More years ago than I'm willing to admit, the magazine I worked for did a full-issue study of the effects of opening a Wal-Mart SuperCenter on a small-ish city, with the editors all traveling to the area to focus on their own angles. One thing I noticed was that the smaller Wal-Mart store that had been in the town for years as part of a neighborhood center had been turned into a storage center of sorts for the newer, larger facility. At least until the landlord found out what was going on, and got in touch with Bentonville, lease in hand, so I was told.
Oh, how the tide has turned. Reuters reported in October that Walmart US CEO Bill Simon announced at its annual meeting for the investment community that the company will launch a testof using some of its Supercenters as distribution centers to keep its new smaller format stores stocked. The trial will roll out in three unnamed markets in March.
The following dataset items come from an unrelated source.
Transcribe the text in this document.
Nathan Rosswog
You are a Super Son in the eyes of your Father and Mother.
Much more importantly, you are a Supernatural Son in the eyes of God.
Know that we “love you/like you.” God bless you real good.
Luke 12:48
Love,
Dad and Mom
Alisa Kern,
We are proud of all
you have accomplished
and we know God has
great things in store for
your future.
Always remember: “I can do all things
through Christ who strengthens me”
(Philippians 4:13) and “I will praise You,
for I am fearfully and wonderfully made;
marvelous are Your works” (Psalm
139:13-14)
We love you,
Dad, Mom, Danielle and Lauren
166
The idea is that using a Supercenter's back room will cut on transportation costs, as the company can use smaller trucks to deliver goods as needed to Neighborhood Markets and Walmart Express stores. Undoubtedly it will – this is a company that saved tens of millions of dollars simply by requiring its truck drivers to quit idling in traffic. And freestanding supercenters, of course, can do that without those pesky use clauses. But the irony is delicious, and an ongoing sign of a changing consumer, who may no longer have the time, or the energy for frequent trips to a really large store.
That's not to say that the company is abandoning the supercenter concept. It plans more than 300 new stores through fiscal 2017. But it also is opening 400 smaller stores, the first time those will outnumber the Supercenters.
I'd love to know what that landlord thinks.